Sagesse populaire, dérive des élites ?

3 février 2018, par François Maugis

Lors de mon service militaire dans les années 60 je fus confronté à cette attitude populaire que je ne comprenais pas : le refus de vouloir s’élever dans l’échelle sociale. Bien des années plus tard, j’entrevois la réponse.

Instinctivement, le bon sens populaire ne souhaite pas s’immiscer dans les affaires de responsabilité. Tout se passe comme si existait une certaine méfiance du peuple à l’égard des maîtres de son propre destin. D’autres prétendront qu’il s’agit d’une incapacité. Je ne le crois pas. J’ai plutôt l’impression que ceux qui jouent avec le destin du peuple sont mal considérés et qu’ainsi deux clans plus ou moins étanches se sont constitués : le peuple plus ou moins passif et soumis d’un côté, les décideurs et les maîtres de l’autre.

Elle est loin l’époque où le chef de tribu était admiré, aimé et respecté. Les temps ont changé. Le temps et l’expérience des masses populaires a consolidé cette méfiance. L’histoire des civilisations nous démontre que cette méfiance est parfaitement justifiée. Gérer la tribu humaine n’est pas une mince affaire. Les dérives, les déséquilibres et les troubles multiples qui agitent et empoisonnent le monde d’aujourd’hui, démontrent bien, soit que c’est très difficile, soit que les maîtres se sont souvent fourvoyés.

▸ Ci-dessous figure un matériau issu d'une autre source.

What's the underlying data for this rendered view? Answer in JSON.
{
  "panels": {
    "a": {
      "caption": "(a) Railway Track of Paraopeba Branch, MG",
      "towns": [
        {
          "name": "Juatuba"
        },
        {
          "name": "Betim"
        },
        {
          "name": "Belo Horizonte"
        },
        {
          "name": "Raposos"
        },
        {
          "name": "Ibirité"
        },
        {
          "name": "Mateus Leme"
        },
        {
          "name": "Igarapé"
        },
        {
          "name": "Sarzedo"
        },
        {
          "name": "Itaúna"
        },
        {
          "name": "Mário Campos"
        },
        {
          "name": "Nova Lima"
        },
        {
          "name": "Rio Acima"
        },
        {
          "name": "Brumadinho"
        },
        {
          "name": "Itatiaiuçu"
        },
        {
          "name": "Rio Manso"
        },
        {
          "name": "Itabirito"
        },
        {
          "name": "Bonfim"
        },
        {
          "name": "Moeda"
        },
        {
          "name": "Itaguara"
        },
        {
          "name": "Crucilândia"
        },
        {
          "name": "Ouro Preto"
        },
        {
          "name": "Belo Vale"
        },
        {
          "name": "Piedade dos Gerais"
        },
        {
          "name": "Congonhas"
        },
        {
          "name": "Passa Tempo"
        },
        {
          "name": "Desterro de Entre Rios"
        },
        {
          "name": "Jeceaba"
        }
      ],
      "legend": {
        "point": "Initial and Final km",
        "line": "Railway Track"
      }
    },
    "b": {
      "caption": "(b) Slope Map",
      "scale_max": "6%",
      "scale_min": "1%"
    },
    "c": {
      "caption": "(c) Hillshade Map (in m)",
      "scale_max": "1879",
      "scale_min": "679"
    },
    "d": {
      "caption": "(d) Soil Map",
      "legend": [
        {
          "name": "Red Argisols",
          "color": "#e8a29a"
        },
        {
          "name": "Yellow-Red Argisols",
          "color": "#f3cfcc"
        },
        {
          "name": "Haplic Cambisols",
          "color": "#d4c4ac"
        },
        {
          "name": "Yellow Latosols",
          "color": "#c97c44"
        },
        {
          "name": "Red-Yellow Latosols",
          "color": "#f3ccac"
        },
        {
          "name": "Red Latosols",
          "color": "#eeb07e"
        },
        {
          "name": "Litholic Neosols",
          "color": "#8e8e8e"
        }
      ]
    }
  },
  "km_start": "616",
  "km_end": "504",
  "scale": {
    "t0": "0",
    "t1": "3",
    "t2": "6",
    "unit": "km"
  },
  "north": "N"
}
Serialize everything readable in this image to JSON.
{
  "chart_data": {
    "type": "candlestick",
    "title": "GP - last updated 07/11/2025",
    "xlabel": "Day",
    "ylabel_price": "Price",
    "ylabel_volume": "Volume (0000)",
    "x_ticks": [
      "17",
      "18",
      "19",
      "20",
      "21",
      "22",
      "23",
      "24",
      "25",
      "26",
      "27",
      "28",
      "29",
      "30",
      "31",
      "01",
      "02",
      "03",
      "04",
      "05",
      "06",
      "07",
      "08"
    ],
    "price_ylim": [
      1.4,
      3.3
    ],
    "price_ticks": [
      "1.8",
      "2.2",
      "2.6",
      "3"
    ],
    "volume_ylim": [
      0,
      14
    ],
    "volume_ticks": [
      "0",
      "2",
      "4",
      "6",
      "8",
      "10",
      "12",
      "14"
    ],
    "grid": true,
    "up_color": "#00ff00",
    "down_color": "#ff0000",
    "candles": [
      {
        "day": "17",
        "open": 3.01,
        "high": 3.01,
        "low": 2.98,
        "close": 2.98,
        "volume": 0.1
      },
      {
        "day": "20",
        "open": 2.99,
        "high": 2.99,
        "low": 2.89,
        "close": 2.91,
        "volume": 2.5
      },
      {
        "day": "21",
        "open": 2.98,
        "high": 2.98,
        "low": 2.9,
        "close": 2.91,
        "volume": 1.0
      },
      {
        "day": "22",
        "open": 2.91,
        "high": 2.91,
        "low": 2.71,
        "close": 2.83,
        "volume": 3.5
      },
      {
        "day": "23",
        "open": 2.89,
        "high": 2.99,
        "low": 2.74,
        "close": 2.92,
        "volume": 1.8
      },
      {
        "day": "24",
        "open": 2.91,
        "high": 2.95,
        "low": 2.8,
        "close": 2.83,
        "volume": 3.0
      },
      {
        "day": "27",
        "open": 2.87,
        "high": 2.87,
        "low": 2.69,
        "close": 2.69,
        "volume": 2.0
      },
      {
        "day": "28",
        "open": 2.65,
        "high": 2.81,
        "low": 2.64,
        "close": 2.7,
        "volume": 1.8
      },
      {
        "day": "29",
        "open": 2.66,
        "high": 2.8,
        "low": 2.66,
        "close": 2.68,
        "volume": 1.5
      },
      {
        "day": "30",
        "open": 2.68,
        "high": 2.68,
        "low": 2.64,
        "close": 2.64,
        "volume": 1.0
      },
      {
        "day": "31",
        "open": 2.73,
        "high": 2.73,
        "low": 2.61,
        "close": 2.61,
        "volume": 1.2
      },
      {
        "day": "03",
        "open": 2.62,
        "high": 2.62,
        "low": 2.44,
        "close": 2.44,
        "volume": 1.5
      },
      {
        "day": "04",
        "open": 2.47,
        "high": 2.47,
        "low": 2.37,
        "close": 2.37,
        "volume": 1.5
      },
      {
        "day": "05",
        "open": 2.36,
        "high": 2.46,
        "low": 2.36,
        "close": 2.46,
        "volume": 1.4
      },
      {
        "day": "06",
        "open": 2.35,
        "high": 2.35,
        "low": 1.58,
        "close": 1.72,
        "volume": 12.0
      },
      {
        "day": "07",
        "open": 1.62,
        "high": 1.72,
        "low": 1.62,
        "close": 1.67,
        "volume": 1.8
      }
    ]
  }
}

La sagesse populaire, au contraire, reste sur la réserve, observe et attend. On pourrait peut-être résumer sa philosophie de la manière suivante : « Il vaut mieux ne rien faire que faire des conneries ». Et, effectivement, on peut se poser cette question : « L’emballement tous azimut de l’activité et de l’ambition humaine, n’est-il pas excessif ? » Il y a déjà de nombreuses années que le Club de Rome et bien d’autres, prêchaient la croissance zéro. Ne serait-ce pas donner raison à cette sagesse populaire que certains, à tort, traitent d’attentisme ? Il y a bien sûr une part d’inconscient dans cette pseudo-sagesse qui, finalement se rapprocherait de l’instinct animal.

Cela n’a rien de péjoratif. De nombreux scientifiques (neurologues, psychologues, etc.) donnent une place de plus en plus importante à l’instinct ou l’inconscient qui, autant ou même plus que notre raison, dicterait nos pensées et nos actions. Sagesse instinctive ou sagesse inconsciente, difficile de trancher. Il n’en demeure pas moins que l’évolution globale des choses sur notre malheureuse planète inciterait, comme le peuple le souhaite, à plus de calme, dans tous les domaines. Si, par ailleurs, on constate que le progrès qui était censé libérer l’homme, n’a pas tenu ses promesses, on trouve là une raison de plus d’en vouloir à nos élites qui, finalement, se sont noyées dans l’excès.